I am not sure why shift is being used in the above code .And if DIR variable holds the value of "$1" ,then why the FILE variable is again holding the value of "$1".Kindy bear with me and if you please explain the above code block ,that will be really beneficial for my understanding.Thanks !

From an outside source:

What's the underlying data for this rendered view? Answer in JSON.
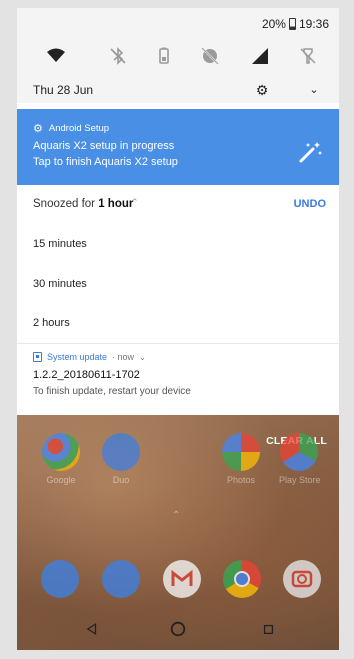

When you have working code and you don't understand what it does, the man pages on your system are always a good starting point. Since the shift utility is a shell built-in, it might have its own man page ( man shift ) or it might be described on the man page for your shell ( man bash ). I have reformatted your script and added comments. If the man pages and the following comments don't clear it up for you, please ask more detailed questions about the parts you don't understand...

#!/bin/bash
# Usage: scriptname directory file...

#Downloading HDFS file to Local Unix & Reformatting
N=0		# Initialize output file counter.
DIR="$1"	# Save 1st command line operand as source directory for files to
		# be downloaded.
shift		# Discard 1st command line argument and renumber remaining
		# arguments.
while [ "$#" -gt 0 ]	# While there are any file operands left to process...
do
    FILE="$1"		# Set FILE to the name of the next file to download
    hdfs dfs -copyToLocal "$DIR/$FILE" .	# Download the file

    awk '				# Use awk to read downloaded file
	{    printf "%06d,",NR		# For each line read, print a six digit
	}				# leading 0 filled line number
	1				# Followed by the contents of the line
	END {printf "\n"		# Add an empty line (without a line
					# number) to the end of the file
	}' "$FILE" > output${N}.txt	# Read input from the current file and
					# redirect the output to the next
					# numbered output file.
    let N=N+1		# Increment the output file counter
    shift		# Discard the current file argument and renumber
    			# remaining arguments.
done			# End the while loop.

If I was writing this code, I might use a simpler script:

#!/bin/bash
# Usage: scriptname directory file...

#Downloading HDFS file to Local Unix & Reformatting
N=0
DIR="$1"
shift
for FILE in "$@"
do
	hdfs dfs -copyToLocal "$DIR/$FILE" .
	nl -w 6 -n rz -ba -s "" "$FILE" > output$N.txt
	N=$((N + 1))
done

Other than the hdfs utility that your script was using, this script only uses constructs required by the POSIX standards and the Single UNIX Specifications, so it should work with any shell that supports basic POSIX shell requirements (such as bash , ksh , ash , dash , zsh , and several others).

PS I forgot to mention that the above replacement does not add the unnumbered empty line to the end of the output files that the awk script produces. Do you really want/need to add an empty line to the output files?